Hallie Shoffner (’11) has been selected as one of 60 honorees in the latest class of the Presidential Leadership Scholars (PLS), a unique leadership development program and partnership among the presidential centers of George W. Bush, William J. Clinton, George H.W. Bush, and Lyndon B. Johnson.
For nearly a decade, PLS has served as a catalyst for a diverse network of established leaders brought together to collaborate and make a difference in the world. Scholars are presented with unique opportunities to hone their leadership abilities through interactions with former presidents, key administration officials, leading academics, and business and civic leaders.
Scholars are selected based on their leadership growth potential and their personal leadership projects aimed at improving civic engagement or social good by addressing a problem or need in their community, the country, or the world.
Shoffner is the CEO of SFR Seed, a 2,000-acre seed production farm growing rice, corn, wheat, and soybeans. A sixth-generation farmer and vocal climate activist, Shoffner advocates for more awareness of climate extremes and their detrimental effects on modern farmers and the food chain.
Over the course of several months, Shoffner and others will travel to each participating presidential center to learn from key former administration officials, business and civic leaders, and leading academics. They will study and put into practice varying leadership principles and exchange ideas to help maximize their impact in the communities they serve.
As a Clinton School student, Shoffner was part of a team that worked with the Arkansas Coalition for Excellence to create a handbook about nonprofit advocacy in Arkansas.

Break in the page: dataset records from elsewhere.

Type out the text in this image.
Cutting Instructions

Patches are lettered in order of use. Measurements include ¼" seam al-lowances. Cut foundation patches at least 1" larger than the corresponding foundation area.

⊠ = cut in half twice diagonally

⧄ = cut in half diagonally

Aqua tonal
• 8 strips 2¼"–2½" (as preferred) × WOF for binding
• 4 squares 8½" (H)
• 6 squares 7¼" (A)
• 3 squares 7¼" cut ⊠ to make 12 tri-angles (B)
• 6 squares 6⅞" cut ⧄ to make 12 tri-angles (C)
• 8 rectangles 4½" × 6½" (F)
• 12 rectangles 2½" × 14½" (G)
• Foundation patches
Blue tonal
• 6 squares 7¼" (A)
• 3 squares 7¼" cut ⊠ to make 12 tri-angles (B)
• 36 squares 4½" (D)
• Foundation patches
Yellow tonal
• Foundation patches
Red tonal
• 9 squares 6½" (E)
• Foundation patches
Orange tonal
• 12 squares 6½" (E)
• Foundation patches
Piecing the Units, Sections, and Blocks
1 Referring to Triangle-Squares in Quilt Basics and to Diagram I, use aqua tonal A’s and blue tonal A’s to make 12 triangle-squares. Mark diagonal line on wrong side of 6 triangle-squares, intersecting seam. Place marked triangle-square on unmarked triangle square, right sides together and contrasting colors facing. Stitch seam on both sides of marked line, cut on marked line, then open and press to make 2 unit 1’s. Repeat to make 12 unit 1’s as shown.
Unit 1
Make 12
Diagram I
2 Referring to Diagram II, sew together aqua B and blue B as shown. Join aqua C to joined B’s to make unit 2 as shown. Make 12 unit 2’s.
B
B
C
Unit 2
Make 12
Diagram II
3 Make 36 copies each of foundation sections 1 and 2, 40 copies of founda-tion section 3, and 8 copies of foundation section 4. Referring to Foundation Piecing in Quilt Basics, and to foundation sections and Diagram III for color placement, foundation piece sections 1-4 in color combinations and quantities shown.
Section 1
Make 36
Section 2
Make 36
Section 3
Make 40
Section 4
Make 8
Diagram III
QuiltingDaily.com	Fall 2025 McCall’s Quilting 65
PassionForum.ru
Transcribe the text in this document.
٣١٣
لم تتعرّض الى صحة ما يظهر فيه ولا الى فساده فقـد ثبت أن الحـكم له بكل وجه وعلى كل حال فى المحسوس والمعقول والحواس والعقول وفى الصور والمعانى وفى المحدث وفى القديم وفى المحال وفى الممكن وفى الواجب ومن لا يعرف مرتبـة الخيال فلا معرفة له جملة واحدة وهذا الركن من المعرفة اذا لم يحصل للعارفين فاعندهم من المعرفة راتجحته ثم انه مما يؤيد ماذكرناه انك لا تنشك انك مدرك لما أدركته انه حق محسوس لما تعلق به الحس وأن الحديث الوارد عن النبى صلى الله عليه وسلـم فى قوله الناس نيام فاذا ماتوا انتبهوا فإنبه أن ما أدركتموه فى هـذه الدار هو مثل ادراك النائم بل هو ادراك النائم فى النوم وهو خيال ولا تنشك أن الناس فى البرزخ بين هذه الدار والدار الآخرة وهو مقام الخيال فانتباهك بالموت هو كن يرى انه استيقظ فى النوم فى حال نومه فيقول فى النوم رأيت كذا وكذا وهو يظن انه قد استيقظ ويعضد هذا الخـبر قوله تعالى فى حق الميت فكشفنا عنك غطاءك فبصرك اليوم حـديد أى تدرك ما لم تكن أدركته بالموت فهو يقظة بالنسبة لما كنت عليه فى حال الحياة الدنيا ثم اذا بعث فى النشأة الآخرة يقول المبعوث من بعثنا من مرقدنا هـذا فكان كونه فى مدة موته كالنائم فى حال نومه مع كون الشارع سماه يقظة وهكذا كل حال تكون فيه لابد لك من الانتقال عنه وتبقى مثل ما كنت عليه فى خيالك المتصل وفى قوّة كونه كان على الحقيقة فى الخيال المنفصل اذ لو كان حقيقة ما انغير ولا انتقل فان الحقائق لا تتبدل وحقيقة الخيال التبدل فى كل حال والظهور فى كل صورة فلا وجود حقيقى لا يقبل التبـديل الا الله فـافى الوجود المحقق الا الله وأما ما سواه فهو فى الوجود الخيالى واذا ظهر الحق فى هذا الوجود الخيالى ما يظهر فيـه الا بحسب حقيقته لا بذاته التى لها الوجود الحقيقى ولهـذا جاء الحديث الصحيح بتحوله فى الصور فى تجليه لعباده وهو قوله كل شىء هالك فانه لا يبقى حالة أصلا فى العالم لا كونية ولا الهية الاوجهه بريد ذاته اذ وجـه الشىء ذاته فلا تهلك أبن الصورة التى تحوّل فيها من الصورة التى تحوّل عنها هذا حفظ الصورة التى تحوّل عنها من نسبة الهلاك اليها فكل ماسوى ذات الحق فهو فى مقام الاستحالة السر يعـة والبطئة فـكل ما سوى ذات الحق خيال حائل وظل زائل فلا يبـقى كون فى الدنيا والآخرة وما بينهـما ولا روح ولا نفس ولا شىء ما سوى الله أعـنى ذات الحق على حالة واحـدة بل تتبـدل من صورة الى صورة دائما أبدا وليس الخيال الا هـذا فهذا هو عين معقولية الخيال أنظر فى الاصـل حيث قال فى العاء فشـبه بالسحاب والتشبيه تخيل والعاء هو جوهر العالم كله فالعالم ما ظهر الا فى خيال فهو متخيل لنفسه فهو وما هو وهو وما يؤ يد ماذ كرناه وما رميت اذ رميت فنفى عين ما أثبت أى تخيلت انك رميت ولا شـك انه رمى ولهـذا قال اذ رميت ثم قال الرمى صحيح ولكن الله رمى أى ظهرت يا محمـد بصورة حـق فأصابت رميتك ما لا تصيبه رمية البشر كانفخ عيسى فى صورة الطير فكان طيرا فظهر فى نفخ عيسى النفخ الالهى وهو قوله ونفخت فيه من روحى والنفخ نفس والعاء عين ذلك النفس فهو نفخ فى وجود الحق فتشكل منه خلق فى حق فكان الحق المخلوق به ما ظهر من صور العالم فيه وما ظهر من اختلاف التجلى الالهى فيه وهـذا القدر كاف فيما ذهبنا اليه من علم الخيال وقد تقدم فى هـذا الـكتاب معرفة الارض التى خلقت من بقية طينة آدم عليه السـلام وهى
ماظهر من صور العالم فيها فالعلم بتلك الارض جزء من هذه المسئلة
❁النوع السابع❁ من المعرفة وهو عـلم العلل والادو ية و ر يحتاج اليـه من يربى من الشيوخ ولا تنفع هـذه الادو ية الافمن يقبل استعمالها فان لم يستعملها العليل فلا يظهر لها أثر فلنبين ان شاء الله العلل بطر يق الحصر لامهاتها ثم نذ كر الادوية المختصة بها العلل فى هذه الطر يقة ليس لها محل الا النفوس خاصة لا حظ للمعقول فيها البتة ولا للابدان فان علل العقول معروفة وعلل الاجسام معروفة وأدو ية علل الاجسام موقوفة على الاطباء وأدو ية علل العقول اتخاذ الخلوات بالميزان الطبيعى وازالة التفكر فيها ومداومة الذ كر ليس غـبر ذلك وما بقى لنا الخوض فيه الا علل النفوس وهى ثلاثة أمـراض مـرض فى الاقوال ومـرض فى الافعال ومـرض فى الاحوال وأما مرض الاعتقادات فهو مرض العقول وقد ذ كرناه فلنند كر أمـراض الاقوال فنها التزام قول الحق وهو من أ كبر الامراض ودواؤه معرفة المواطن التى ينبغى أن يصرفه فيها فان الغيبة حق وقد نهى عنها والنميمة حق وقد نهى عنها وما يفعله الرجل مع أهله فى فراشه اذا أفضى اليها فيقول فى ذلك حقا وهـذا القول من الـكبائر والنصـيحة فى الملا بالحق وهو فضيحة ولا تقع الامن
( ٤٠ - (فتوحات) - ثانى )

Shoffner completed her International Public Service Project and Capstone in Peru. For her IPSP, she developed a fundraising strategy for a Peruvian nonprofit focused on promoting gender equality. As part of her Capstone, she coordinated a cross-cultural program that educated Arkansas college students on social change, women’s rights, and the indigenous culture of Peru’s Amazonian region.
In addition to earning a Master of Public Service from the Clinton School, Shoffner earned a bachelor’s degree in literature from Vanderbilt University.